Distinction entre concessions et marchés publics : l'exposition aux aléas demeure le critère déterminant

publié le 1 juin 2018 à 01:45 par Charlotte Anselmo   [ mis à jour : 1 juin 2018 à 01:46 ]

A l’occasion d'un contentieux relatif à la conclusion d’un contrat pour l’installation, l’exploitation, la maintenance et l’entretien de mobiliers urbains, le Conseil d’Etat (CE, 25 mai 2018, n° 416825) est venu rappeler l’un des principes constitutifs des contrats de concession, posé par l’article 5 de l’ordonnance n°2016-65 du 29 janvier 2016 : « Les contrats de concession sont les contrats conclus par écrit, par lesquels une ou plusieurs autorités concédantes soumises à la présente ordonnance confient l'exécution de travaux ou la gestion d'un service à un ou plusieurs opérateurs économiques, à qui est transféré un risque lié à l'exploitation de l'ouvrage ou du service, en contrepartie soit du droit d'exploiter l'ouvrage ou le service qui fait l'objet du contrat, soit de ce droit assorti d'un prix.

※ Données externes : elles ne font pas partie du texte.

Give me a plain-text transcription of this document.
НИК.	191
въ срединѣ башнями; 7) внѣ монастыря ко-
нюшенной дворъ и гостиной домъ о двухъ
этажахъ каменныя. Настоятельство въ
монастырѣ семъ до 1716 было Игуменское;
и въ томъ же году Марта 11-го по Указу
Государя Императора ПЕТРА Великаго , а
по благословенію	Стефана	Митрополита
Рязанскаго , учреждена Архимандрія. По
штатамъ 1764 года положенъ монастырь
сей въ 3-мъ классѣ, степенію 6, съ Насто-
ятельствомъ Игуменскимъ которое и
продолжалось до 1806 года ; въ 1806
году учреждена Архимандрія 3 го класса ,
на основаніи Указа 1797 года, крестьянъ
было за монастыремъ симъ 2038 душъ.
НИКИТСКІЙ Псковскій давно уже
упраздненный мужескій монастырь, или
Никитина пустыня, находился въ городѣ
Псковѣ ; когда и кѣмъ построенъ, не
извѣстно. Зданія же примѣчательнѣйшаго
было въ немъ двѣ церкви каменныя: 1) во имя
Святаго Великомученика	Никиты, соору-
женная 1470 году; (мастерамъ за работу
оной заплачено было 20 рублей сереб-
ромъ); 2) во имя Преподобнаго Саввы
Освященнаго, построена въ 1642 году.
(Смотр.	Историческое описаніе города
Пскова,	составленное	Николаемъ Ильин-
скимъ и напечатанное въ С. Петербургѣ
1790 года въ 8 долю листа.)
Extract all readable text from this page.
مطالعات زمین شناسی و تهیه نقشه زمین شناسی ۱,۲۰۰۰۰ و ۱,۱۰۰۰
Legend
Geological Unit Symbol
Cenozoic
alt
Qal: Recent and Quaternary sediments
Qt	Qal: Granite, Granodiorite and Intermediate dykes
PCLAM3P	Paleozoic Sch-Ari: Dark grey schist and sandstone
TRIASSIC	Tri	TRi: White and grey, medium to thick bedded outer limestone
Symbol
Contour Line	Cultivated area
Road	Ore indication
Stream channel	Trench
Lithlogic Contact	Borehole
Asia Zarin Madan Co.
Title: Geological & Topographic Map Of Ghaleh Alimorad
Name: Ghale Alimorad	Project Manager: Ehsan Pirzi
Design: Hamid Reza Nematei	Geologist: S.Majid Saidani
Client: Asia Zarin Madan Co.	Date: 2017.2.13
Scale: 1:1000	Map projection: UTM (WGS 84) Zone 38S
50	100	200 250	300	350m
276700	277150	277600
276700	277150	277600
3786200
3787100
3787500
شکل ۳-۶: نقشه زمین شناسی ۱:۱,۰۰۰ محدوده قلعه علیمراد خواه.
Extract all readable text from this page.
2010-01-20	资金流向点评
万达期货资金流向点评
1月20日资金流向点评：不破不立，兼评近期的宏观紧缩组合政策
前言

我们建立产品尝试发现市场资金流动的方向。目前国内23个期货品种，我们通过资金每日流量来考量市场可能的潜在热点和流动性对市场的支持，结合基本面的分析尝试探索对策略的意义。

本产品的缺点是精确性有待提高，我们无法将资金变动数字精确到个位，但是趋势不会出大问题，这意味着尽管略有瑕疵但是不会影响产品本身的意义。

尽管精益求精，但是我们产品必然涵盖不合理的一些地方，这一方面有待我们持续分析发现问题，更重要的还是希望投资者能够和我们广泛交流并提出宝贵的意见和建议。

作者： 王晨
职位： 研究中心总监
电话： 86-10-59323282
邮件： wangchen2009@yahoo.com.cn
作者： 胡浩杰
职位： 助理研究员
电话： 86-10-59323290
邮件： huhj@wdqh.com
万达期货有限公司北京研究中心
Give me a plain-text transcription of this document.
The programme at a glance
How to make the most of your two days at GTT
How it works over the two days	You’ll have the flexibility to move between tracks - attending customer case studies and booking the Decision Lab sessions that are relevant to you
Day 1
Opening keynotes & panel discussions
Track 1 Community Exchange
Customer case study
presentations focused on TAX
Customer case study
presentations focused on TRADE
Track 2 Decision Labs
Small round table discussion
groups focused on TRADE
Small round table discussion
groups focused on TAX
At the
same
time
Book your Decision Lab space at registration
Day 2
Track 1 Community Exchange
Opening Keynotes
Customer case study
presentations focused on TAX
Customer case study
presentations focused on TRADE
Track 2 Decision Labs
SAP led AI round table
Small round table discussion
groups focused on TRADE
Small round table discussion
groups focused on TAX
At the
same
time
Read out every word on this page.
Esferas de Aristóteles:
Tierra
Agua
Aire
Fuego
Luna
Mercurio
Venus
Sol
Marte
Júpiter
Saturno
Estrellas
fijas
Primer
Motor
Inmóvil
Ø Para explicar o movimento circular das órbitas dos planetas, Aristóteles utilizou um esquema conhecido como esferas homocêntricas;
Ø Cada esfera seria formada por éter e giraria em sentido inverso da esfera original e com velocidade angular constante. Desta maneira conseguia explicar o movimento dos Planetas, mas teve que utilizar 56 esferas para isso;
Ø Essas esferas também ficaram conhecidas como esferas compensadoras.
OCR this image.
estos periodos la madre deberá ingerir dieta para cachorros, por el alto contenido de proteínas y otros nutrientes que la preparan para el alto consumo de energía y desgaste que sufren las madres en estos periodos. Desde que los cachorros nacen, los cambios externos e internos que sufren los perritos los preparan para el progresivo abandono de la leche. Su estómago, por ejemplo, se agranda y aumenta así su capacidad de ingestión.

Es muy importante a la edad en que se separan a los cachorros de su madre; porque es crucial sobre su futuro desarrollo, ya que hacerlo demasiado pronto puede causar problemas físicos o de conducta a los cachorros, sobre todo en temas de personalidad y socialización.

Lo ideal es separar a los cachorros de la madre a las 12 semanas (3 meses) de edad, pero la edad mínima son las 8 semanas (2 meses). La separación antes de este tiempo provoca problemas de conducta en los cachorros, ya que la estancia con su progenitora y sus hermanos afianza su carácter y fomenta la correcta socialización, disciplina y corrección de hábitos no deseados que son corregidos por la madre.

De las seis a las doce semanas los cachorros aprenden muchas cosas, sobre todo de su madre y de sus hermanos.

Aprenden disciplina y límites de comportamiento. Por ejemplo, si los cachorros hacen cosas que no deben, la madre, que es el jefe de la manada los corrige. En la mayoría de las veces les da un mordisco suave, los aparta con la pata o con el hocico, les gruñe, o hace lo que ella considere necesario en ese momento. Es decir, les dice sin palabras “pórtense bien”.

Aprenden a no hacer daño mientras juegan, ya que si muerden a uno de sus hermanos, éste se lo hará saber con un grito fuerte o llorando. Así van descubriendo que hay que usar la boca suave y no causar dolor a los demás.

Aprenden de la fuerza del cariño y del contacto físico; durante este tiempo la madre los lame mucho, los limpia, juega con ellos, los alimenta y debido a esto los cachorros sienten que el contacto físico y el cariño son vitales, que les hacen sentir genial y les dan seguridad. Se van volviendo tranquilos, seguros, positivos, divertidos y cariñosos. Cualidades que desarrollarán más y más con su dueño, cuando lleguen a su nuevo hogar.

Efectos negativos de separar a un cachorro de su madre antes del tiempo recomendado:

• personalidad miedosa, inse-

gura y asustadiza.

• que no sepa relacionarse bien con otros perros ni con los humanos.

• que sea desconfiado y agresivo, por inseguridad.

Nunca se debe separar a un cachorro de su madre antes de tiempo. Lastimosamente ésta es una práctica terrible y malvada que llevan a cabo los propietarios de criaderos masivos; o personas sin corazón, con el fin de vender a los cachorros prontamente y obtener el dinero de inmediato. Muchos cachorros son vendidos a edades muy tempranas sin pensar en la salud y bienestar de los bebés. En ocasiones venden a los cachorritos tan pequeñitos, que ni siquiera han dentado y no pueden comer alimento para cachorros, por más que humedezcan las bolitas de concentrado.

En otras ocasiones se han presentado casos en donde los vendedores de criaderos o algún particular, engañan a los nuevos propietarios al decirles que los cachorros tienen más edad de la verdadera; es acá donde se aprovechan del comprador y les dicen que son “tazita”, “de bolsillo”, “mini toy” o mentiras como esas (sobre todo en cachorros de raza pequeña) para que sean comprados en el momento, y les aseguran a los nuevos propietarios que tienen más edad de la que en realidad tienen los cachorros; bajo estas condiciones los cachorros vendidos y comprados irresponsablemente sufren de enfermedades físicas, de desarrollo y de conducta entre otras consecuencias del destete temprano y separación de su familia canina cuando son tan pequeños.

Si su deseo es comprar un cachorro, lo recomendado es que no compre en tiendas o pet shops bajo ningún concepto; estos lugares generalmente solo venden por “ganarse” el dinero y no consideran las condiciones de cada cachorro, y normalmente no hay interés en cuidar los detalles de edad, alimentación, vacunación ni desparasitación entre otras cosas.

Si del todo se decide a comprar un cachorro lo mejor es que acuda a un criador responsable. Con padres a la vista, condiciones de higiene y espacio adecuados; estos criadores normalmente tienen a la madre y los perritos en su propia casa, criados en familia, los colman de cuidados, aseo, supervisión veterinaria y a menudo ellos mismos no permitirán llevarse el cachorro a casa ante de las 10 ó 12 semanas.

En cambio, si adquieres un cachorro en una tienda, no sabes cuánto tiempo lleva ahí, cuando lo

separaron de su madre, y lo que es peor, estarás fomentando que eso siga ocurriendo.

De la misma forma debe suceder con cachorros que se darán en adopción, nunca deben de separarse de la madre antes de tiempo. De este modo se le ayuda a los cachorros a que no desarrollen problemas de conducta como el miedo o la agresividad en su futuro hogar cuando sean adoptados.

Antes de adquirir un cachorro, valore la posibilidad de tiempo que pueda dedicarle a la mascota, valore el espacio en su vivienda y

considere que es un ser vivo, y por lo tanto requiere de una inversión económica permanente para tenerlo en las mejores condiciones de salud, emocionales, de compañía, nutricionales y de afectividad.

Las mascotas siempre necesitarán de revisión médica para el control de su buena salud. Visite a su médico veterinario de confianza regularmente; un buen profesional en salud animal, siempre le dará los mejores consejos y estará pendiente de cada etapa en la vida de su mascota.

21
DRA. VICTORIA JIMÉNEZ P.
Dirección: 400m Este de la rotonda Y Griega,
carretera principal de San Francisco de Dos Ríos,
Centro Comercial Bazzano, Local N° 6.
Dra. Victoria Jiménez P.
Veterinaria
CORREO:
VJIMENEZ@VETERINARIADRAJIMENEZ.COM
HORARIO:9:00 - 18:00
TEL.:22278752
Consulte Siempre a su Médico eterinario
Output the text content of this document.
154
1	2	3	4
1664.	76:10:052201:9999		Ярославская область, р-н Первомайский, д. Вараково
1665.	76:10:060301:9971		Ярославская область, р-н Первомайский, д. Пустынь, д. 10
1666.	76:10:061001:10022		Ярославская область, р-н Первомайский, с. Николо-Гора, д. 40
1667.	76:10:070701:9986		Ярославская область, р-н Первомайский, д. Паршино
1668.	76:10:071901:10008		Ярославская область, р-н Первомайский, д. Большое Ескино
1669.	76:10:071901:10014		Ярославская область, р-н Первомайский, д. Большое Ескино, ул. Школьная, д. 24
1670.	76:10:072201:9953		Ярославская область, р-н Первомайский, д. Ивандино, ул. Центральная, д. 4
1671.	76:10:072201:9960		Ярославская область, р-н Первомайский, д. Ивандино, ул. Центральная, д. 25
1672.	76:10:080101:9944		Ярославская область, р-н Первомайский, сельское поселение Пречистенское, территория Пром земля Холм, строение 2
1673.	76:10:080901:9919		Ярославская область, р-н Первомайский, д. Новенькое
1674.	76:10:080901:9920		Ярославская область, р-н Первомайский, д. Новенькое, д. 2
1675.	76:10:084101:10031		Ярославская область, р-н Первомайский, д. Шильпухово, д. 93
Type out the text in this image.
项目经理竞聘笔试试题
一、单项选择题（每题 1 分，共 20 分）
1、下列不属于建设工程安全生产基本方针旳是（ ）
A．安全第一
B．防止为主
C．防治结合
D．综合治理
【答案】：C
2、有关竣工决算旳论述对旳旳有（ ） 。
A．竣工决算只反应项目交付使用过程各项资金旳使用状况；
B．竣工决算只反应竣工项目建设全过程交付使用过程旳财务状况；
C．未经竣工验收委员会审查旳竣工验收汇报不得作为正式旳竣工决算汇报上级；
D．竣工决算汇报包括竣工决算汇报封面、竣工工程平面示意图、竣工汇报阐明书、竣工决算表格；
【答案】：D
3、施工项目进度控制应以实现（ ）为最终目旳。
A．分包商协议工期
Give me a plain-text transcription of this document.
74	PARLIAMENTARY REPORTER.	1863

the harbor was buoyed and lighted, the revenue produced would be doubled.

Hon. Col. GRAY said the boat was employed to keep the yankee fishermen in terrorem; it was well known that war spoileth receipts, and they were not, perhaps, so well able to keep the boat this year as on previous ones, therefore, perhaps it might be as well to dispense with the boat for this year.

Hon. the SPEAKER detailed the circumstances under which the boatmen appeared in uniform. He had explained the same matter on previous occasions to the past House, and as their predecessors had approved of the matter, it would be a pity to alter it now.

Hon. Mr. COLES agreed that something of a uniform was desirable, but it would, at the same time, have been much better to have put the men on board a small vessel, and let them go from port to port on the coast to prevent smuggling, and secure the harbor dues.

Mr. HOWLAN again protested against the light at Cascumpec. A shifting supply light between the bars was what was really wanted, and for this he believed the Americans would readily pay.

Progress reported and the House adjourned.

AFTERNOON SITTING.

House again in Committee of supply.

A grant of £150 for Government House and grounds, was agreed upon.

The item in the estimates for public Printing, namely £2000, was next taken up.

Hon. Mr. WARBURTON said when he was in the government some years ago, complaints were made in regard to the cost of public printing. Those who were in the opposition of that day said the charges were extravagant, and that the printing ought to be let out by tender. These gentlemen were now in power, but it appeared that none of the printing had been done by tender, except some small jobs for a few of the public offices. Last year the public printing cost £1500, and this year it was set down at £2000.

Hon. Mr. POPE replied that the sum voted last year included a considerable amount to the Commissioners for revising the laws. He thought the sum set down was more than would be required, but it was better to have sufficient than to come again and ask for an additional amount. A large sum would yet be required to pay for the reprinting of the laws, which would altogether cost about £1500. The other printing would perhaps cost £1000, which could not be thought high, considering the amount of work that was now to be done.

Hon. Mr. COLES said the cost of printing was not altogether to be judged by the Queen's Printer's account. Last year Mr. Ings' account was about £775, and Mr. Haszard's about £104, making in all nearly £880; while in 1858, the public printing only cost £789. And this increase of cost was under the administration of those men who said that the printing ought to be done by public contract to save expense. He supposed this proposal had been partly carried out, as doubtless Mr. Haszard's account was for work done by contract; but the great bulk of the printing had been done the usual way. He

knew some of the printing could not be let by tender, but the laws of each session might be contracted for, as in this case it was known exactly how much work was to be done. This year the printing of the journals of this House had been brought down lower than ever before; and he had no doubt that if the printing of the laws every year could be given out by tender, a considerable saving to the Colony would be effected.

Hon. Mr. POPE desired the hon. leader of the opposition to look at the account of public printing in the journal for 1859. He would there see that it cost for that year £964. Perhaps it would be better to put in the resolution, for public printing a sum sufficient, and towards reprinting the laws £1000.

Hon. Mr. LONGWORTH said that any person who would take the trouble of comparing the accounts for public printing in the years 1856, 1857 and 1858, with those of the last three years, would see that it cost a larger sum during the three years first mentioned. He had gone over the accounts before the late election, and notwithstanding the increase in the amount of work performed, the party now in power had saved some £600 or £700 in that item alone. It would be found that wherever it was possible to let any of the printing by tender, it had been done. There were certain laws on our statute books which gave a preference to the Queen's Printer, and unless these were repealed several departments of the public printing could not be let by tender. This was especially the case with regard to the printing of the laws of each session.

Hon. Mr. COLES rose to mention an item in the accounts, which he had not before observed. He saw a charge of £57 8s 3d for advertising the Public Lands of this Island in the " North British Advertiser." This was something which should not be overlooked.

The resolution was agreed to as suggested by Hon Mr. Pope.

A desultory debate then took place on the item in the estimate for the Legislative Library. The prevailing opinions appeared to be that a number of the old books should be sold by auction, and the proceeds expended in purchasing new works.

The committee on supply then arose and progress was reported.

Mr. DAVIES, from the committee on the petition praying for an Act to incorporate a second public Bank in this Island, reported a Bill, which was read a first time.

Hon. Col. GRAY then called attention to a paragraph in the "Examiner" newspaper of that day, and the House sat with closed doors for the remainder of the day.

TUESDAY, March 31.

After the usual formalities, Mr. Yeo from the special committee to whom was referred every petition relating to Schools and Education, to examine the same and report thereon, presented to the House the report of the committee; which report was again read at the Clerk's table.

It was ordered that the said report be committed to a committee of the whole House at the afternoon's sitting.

La part de risque transférée au concessionnaire implique une réelle exposition aux aléas du marché, de sorte que toute perte potentielle supportée par le concessionnaire ne doit pas être purement nominale ou négligeable. » 

Dans le cas d’espèce, le contrat prévoyait que les prestations étaient réalisées à titre gratuit par le titulaire, qui devait se rémunérer sur les recettes tirées de la vente d’espaces d’affichage à des annonceurs publicitaires.

Le Conseil d'Etat considère alors que le juge des référés pré-contractuels, saisi par un candidat rejeté, a commis une erreur de droit en se bornant à constater que, comme le contrat confiait à titre exclusif l'exploitation des mobiliers à des fins publicitaires, celui-ci constituait un marché public.

En effet, en ne fixant pas un prix permettant de compenser totalement ou partiellement une perte liée à l’exploitation du service, la commune  de Saint-Thibault-des-Vignes laisse le cocontractant assumer l’entièreté du risque d’exploitation, celui-ci étant exposé « aux aléas de toute nature qui peuvent affecter le volume et la valeur de la demande d'espaces de mobilier urbain par les annonceurs publicitaires ». C’est en ce sens que le contrat doit être regardé comme étant un contrat de concession et non comme un marché public.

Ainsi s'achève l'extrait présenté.